Хьюз Мэсси взял рукопись, но вернул ее через несколько месяцев, сказав, что вряд ли сможет пристроить ее. Лучше всего, написал он, если я перестану думать о ней и сяду за новую книгу.
Позднее произошел разговор между мной и сестрой Мэдж, который принес свои результаты. Мы читали какой-то детективный роман, по-моему, «Тайна желтой комнаты», только что вышедший, нового писателя Гастона Ле Ру, в котором в роли детектива выступал обаятельный молодой журналист Рулетабий. Мы обсудили его, высказали свои предположения и согласились, что это один из лучших детективов. Мы были большими любителями детективов: Мэдж еще в детстве познакомила меня с Шерлоком Холмсом, и я охотно пошла по ее стопам, начав с « Дела Лейвенуорт», которое очаровало меня в восемь лет в пересказе Мэдж. Был еще Арсен Люпэн – хоть я никогда не считала это настоящим детективом, читать его было одно удовольствие. Были высоко оцененные рассказы про Пола Беката, «Записки Марка Хьюитта», а теперь «Тайна жёлтой комнаты». Под впечатлением всего этого я заявила, что хотела бы попробовать написать детектив.
– Вряд ли у тебя получится, – сказала Мэдж. — Их очень трудно писать. Я уже думала об этом.
– Все равно я хочу попробовать.
– Могу поспорить, что у тебя не получится.

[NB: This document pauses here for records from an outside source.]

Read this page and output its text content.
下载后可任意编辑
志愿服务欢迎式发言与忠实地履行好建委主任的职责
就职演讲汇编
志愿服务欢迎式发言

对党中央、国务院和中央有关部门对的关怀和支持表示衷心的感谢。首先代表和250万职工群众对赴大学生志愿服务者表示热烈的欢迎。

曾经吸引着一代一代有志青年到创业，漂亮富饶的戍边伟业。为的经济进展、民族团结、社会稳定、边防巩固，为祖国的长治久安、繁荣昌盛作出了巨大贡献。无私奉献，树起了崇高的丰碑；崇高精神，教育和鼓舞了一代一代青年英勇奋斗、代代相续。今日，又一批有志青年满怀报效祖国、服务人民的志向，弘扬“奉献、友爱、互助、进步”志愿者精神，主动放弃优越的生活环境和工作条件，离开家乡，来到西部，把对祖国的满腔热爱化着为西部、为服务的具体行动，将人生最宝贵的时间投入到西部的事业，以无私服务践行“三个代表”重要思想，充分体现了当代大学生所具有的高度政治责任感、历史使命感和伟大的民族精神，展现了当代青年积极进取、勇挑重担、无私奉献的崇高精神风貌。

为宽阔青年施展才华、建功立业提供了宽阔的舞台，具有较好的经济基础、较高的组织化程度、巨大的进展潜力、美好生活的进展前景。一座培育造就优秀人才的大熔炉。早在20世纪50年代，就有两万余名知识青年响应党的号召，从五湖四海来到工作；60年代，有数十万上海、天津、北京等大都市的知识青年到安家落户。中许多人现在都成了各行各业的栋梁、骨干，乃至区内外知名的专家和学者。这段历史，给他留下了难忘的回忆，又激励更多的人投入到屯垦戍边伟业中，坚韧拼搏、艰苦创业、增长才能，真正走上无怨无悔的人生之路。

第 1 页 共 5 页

На этом разговор и закончился. Мы не заключили пари, не ставили условий - но слова были произнесены, В этот момент во мне родилась решимость написать детектив. Дальше этого я не пошла. Тогда я еще не начала писать его, не стала обдумывать сюжет; зерно упало в землю. В каком-то уголке мозга, где рождаются темы для моих книг задолго до их появления, была посажена МЫСЛЬ: КОГДА-НИБУДЬ НАПИШУ ДЕТЕКТИВНЫЙ РОМАН.